There, I said it.
The 1990’s were the heyday of sitcoms. With successful shows like “Home Improvement,” “Full House,” “The Fresh Prince of Bel-Air,” etc…we were kept entertained for years with wacky situations and heart-warming endings. You’ve got a hero, anti-hero, love story, and a buddy character. Throw everyone into a setup, present a problem/complicated scenario, and get to a resolution. It’s simple math, and it worked.
“Friends” was one of the many sitcoms to dominate the 90’s, and was probably the second most popular show of the decade. This blog isn’t meant for power rankings, but if we’re talking best sitcom of the 90’s, “Seinfeld” blows it away by a million miles. But I’m not here to compare the two most popular sitcoms of the decade, and how one blows the other out of the water. We’re here to focus on how objectively bad Friends was.

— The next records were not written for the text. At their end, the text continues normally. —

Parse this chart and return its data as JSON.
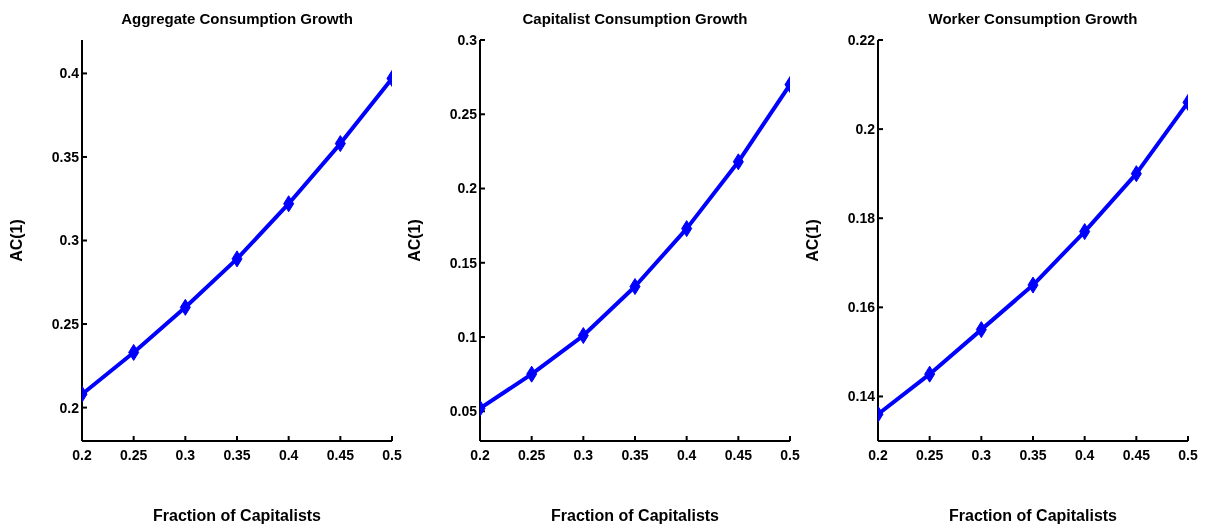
{
  "chart_data": [
    {
      "type": "line",
      "title": "Aggregate Consumption Growth",
      "xlabel": "Fraction of Capitalists",
      "ylabel": "AC(1)",
      "x": [
        0.2,
        0.25,
        0.3,
        0.35,
        0.4,
        0.45,
        0.5
      ],
      "series": [
        {
          "color": "#0000ff",
          "values": [
            0.208,
            0.233,
            0.26,
            0.289,
            0.322,
            0.358,
            0.397
          ]
        }
      ],
      "xlim": [
        0.2,
        0.5
      ],
      "xticks": [
        0.2,
        0.25,
        0.3,
        0.35,
        0.4,
        0.45,
        0.5
      ],
      "ylim": [
        0.18,
        0.42
      ],
      "yticks": [
        0.2,
        0.25,
        0.3,
        0.35,
        0.4
      ],
      "grid": false,
      "legend": false,
      "marker": "diamond",
      "line_style": "solid"
    },
    {
      "type": "line",
      "title": "Capitalist Consumption Growth",
      "xlabel": "Fraction of Capitalists",
      "ylabel": "AC(1)",
      "x": [
        0.2,
        0.25,
        0.3,
        0.35,
        0.4,
        0.45,
        0.5
      ],
      "series": [
        {
          "color": "#0000ff",
          "values": [
            0.052,
            0.075,
            0.101,
            0.134,
            0.173,
            0.218,
            0.27
          ]
        }
      ],
      "xlim": [
        0.2,
        0.5
      ],
      "xticks": [
        0.2,
        0.25,
        0.3,
        0.35,
        0.4,
        0.45,
        0.5
      ],
      "ylim": [
        0.03,
        0.3
      ],
      "yticks": [
        0.05,
        0.1,
        0.15,
        0.2,
        0.25,
        0.3
      ],
      "grid": false,
      "legend": false,
      "marker": "diamond",
      "line_style": "solid"
    },
    {
      "type": "line",
      "title": "Worker Consumption Growth",
      "xlabel": "Fraction of Capitalists",
      "ylabel": "AC(1)",
      "x": [
        0.2,
        0.25,
        0.3,
        0.35,
        0.4,
        0.45,
        0.5
      ],
      "series": [
        {
          "color": "#0000ff",
          "values": [
            0.136,
            0.145,
            0.155,
            0.165,
            0.177,
            0.19,
            0.206
          ]
        }
      ],
      "xlim": [
        0.2,
        0.5
      ],
      "xticks": [
        0.2,
        0.25,
        0.3,
        0.35,
        0.4,
        0.45,
        0.5
      ],
      "ylim": [
        0.13,
        0.22
      ],
      "yticks": [
        0.14,
        0.16,
        0.18,
        0.2,
        0.22
      ],
      "grid": false,
      "legend": false,
      "marker": "diamond",
      "line_style": "solid"
    }
  ]
}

Two driving forces behind a sitcom (according to this veteran TV executive) is premise and character development. Friends severely lacked in both of these dynamics, while at the same time becoming one of the most iconic sitcoms of all time. Simply dumbfounding.

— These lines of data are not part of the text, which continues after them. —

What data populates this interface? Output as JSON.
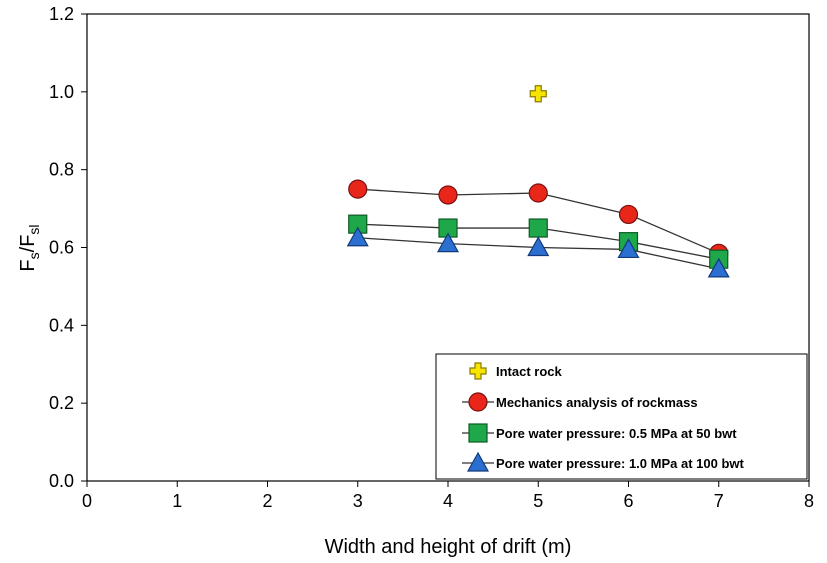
{
  "chart_data": {
    "type": "line",
    "xlabel": "Width and height of drift (m)",
    "ylabel_main": "F",
    "ylabel_sub1": "s",
    "ylabel_sep": "/F",
    "ylabel_sub2": "sl",
    "xlim": [
      0,
      8
    ],
    "ylim": [
      0,
      1.2
    ],
    "xticks": [
      0,
      1,
      2,
      3,
      4,
      5,
      6,
      7,
      8
    ],
    "yticks": [
      0.0,
      0.2,
      0.4,
      0.6,
      0.8,
      1.0,
      1.2
    ],
    "ytick_labels": [
      "0.0",
      "0.2",
      "0.4",
      "0.6",
      "0.8",
      "1.0",
      "1.2"
    ],
    "grid": false,
    "legend_position": "bottom-right",
    "series": [
      {
        "name": "Intact rock",
        "marker": "cross",
        "color": "#f7e400",
        "edge": "#8a7a00",
        "connect": false,
        "x": [
          5
        ],
        "y": [
          0.995
        ]
      },
      {
        "name": "Mechanics analysis of rockmass",
        "marker": "circle",
        "color": "#e8261a",
        "edge": "#7a1010",
        "connect": true,
        "x": [
          3,
          4,
          5,
          6,
          7
        ],
        "y": [
          0.75,
          0.735,
          0.74,
          0.685,
          0.585
        ]
      },
      {
        "name": "Pore water pressure: 0.5 MPa at 50 bwt",
        "marker": "square",
        "color": "#1ea84a",
        "edge": "#0c5a24",
        "connect": true,
        "x": [
          3,
          4,
          5,
          6,
          7
        ],
        "y": [
          0.66,
          0.65,
          0.65,
          0.615,
          0.57
        ]
      },
      {
        "name": "Pore water pressure: 1.0 MPa at 100 bwt",
        "marker": "triangle",
        "color": "#2b6fd0",
        "edge": "#123a7a",
        "connect": true,
        "x": [
          3,
          4,
          5,
          6,
          7
        ],
        "y": [
          0.625,
          0.61,
          0.6,
          0.595,
          0.545
        ]
      }
    ]
  }
}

According to IMDB, the show “Follows the personal and professional lives of six twenty to thirty-something-year-old friends living in Manhattan.” What the hell kind of premise is this? Give me something a little more here to lure me in to your show. This would be like trying to get a sitcom off of the ground with the premise “Stuff happens.” If your premise to your show is to be about nothing…then own it. Go ahead and Google “a show about nothing” right now. I bet you’ll find a show better than Friends, just a hunch.
To be fair, this overtly broad premise does allow for a huge space to be creative. If you don’t tack down exactly what your show is about, you can spread your wings to do pretty much whatever the hell you want. What did the writers & producers of Friends do with this relentlessly fertile blank slate? Fat jokes at high school Monica’s expense, a fringe character saying “Oh…My…God,” and an ugly naked guy these six perverts continuously watch through a window. A shameful waste of creative space.
The ensemble cast of Friends was, admittedly, a super team. Jennifer Aniston is still one of the hottest women on the planet and is a bonafide movie star. Courteney Cox, Matt LeBlanc, and Matthew Perry have all at one time or another gotten their own shows. Lisa Kudrow and David Schwimmer have had solid post-Friends career success as well. So, with this all-star cast, you would think it would be impossible for bad character development, right?
WRONG. (***spoilers ahead***)
Rachel Green. What’s the deal here? She was introduced to the show after running away from her wedding in season one. Many jobs and boyfriends later, she remained a a completely boring character. If your biggest contribution was a haircut, something’s missing.
Monica Geller. Monica does have some redeeming qualities; she’s a certified chef, and is incredibly clean. I’m the exact same way, except I can’t cook. Monica ends up marrying Chandler (we’ll get to that psychopath shortly) and adopting twins. Monica is Rachel’s best friend, if that tells you anything about her judgement.
Joey Tribbiani. A struggling actor who ended up romantically crossing paths with Rachel in season 10, woof. Joey eventually gets his big break on “Days of Our Lives,” a real-life soap opera that has been on television for approximately 220 years. I don’t have much against this character, to be honest. Guy took a shot at acting (and it paid off) and loves food, two things I whole-heartedly respect.
Chandler Bing. Here’s my impression of Chandler, “Could there BE a more annoying character?!” The answer of course, is no. I always hoped for more clarity out of this guy. I still don’t think I understood his occupation. Why didn’t he make a decision to dump Janice earlier? Give me some clarity, Bing!
Phoebe Buffay. Here’s your classic 90’s sitcom wacky and wild character. Phoebe’s a masseuse and musician(?) who has an evil twin sister, how hilarious! Phoebe did end up with Paul Rudd (or his character at least), which is a win I suppose.
Ross Geller. Maybe the whiniest, most self-absorbed character of all time. He did have a few legit jobs though during the show. He was a paleontologist and professor of paleontology at NYU, but that’s where the praise stops. This guy is the king of indecision. He can’t make his mind up on Rachel throughout the series, which leads to three divorces (one literally from Rachel). Ross could never seem to get out of his own way, which was of course the arc of the character, but incredibly annoying.
While I can’t deny the success the show had, I can debate its legitimacy. I’m ready to hear it from Friends army. The show was boring, predictable, and not for me, which is OK! All I’m saying is, give me Jerry & Kramer, Will & Uncle Phil, or Tim & Al any day of the week and I will be infinitely more entertained than watching “the personal and professional lives of six twenty to thirty-something-year-old friends living in Manhattan.”